As far as I understand from the article, the AI does understand to use commands with one or two arguments (like eat apple or the move red-root right), but they note that actually finding the tomb of the fallen hero (the main quest of the tutorial) is too hard for the AI:

[...]However, this is a complex quest that requires the player to memorize game events and perform high-level planning which are beyond the scope of this current work.
So instead they evaluate the AI's performance on a more mundane task: Getting across the bridge to the castle. It's not clear to me if the AI actually plays more of the game too or if their test just exposes the AI to the bridge itself. I suspect it does play more due to the examples they use from other rooms; evaluating the bridge-crossing is just a clear-cut metric to use for "success".
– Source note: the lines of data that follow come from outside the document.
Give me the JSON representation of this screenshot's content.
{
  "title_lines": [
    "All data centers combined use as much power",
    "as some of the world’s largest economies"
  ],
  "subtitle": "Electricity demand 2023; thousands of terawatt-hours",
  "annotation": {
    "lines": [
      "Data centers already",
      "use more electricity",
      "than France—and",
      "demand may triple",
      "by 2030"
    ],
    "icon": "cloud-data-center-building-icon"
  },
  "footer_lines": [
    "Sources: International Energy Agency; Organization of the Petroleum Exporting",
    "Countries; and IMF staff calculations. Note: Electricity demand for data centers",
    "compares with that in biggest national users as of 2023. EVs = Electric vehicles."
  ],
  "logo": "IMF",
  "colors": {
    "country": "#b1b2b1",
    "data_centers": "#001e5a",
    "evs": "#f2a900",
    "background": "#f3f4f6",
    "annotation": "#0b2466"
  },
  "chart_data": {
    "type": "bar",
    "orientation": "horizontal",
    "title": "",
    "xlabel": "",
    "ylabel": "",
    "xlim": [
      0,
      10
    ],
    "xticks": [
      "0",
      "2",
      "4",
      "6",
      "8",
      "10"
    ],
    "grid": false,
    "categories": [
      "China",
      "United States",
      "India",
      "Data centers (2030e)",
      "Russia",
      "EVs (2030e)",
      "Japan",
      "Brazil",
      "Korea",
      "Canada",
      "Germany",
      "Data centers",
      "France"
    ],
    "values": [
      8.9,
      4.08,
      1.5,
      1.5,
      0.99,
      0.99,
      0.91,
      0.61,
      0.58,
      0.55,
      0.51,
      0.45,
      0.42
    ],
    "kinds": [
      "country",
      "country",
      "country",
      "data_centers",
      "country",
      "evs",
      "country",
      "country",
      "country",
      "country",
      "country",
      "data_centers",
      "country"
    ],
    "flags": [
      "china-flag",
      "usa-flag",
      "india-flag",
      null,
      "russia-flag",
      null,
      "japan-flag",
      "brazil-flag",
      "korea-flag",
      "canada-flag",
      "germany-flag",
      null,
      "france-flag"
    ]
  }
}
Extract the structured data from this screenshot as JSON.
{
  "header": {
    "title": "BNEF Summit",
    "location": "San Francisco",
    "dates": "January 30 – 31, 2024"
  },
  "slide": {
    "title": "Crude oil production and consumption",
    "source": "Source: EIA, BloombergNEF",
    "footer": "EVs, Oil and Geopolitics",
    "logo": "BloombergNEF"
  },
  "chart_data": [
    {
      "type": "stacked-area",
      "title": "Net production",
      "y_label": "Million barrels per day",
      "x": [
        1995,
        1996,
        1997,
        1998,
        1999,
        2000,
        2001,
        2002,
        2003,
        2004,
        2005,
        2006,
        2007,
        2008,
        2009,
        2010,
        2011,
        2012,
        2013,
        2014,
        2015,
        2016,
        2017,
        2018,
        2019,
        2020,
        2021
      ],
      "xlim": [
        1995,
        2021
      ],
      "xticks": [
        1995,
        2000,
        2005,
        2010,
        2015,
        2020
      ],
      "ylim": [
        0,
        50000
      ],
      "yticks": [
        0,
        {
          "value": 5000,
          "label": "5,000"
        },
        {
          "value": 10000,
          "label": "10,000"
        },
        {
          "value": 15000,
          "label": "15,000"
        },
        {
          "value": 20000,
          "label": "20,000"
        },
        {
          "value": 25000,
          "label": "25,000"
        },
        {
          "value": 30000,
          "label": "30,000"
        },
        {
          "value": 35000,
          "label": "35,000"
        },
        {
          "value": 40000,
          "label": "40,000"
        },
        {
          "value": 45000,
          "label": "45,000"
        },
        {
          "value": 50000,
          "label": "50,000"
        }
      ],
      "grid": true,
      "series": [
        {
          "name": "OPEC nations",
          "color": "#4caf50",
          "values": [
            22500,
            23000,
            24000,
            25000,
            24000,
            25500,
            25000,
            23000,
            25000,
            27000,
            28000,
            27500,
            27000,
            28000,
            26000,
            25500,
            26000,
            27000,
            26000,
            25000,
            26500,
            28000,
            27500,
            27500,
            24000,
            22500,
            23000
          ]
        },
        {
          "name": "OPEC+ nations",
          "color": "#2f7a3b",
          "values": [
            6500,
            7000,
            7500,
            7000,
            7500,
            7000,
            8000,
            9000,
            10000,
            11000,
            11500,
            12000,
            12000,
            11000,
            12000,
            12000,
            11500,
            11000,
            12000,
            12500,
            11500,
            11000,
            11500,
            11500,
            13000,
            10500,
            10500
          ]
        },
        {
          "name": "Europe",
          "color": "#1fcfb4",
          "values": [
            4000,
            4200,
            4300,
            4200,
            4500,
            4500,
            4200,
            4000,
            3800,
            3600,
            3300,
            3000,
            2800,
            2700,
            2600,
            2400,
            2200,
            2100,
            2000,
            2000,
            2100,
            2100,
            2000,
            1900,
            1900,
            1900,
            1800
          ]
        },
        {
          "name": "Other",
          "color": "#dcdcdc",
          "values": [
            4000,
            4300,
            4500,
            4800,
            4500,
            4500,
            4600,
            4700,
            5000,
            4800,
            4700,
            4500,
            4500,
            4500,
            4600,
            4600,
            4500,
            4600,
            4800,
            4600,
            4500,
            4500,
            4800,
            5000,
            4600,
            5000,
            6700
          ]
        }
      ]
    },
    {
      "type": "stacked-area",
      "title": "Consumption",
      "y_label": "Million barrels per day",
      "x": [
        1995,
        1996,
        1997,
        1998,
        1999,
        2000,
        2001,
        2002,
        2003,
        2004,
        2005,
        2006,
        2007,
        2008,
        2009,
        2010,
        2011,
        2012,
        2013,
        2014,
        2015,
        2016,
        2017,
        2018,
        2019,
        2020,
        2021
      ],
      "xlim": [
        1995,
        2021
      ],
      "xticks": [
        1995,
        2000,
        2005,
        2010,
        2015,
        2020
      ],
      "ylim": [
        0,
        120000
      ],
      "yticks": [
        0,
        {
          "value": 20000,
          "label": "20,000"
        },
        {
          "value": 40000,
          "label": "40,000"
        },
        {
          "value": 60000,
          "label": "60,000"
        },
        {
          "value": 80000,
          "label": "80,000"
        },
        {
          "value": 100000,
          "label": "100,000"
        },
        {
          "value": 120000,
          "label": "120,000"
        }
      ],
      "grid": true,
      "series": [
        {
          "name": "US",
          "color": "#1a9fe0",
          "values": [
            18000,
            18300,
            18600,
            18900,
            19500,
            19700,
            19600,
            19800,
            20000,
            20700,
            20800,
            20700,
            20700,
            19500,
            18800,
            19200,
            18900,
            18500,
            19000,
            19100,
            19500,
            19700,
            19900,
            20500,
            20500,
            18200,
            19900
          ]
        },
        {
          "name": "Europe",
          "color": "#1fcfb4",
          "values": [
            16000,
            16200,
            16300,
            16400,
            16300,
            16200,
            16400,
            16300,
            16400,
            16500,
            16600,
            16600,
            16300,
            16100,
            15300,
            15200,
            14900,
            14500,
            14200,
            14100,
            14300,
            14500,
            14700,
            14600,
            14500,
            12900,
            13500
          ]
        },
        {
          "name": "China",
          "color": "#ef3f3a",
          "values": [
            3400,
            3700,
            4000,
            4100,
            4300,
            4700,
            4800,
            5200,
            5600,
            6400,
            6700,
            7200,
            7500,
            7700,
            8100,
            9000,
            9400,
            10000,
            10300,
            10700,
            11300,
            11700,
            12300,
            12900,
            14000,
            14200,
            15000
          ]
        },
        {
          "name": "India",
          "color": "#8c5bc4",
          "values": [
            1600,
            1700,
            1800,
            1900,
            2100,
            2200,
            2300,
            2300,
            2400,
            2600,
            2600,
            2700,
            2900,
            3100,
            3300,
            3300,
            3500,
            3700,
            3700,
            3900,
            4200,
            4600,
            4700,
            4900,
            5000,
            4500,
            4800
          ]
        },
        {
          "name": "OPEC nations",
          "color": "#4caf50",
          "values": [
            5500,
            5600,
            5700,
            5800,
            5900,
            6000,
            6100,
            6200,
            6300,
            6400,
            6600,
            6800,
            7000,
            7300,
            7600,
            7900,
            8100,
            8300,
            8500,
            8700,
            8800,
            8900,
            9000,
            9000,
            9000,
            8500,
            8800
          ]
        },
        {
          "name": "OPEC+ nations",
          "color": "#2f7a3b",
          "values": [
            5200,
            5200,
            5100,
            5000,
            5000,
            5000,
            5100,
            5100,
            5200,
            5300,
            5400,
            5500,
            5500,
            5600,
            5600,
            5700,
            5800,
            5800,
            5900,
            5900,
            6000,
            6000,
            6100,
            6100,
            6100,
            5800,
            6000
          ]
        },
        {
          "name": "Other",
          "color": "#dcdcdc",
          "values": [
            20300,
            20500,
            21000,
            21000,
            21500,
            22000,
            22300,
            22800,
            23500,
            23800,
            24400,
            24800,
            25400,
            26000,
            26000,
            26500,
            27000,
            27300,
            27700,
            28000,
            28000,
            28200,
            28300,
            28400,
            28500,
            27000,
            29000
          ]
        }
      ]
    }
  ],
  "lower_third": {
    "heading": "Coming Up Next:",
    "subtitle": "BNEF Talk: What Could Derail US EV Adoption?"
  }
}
The MIT press release claims that the AI is also scored on how much health/magic it has, but I don't see that mentioned in the article itself (and the tutorial world only has magic if you find the hero's tomb which they claim they cannot do).

The bridge in Evennia's tutorial world is actually a single "room" that takes multiple steps to cross. At every step the room description changes to describe the progress. Random texts will appear as the bridge sways in the wind and various environmental cues are heard and seen. There is also a small chance of falling off the bridge if one lingers too long on it.

So although all you really need to do is to walk east repeatedly, I can see why this can be a challenge to a neural network having no mental image of what a bridge is. It can only work off the text it's given at any given time.

In the paper, the algorithms are evaluated both on their ability to actually cross the bridge and on how optimal their solution was, for example by not issuing invalid commands to the situation.

Beyond the bridge

The results are that after being trained on the training house setup, the AI will eventually be able to cross the bridge. The particular algorithm proposed also perform slightly better than the comparison ones (and a lot better than simple randomness).

So from the perspective of the researchers this seems to be a success. Even so, this reinforces the fact that quite some way to go before an AI can *actually* play a real MUD successfully. Using MUDs for this type of research is a good idea though, and I do hope they expand and continue this line work in the future.

Who knows, maybe the AI will even find that ancient tomb eventually!

Image from MIT news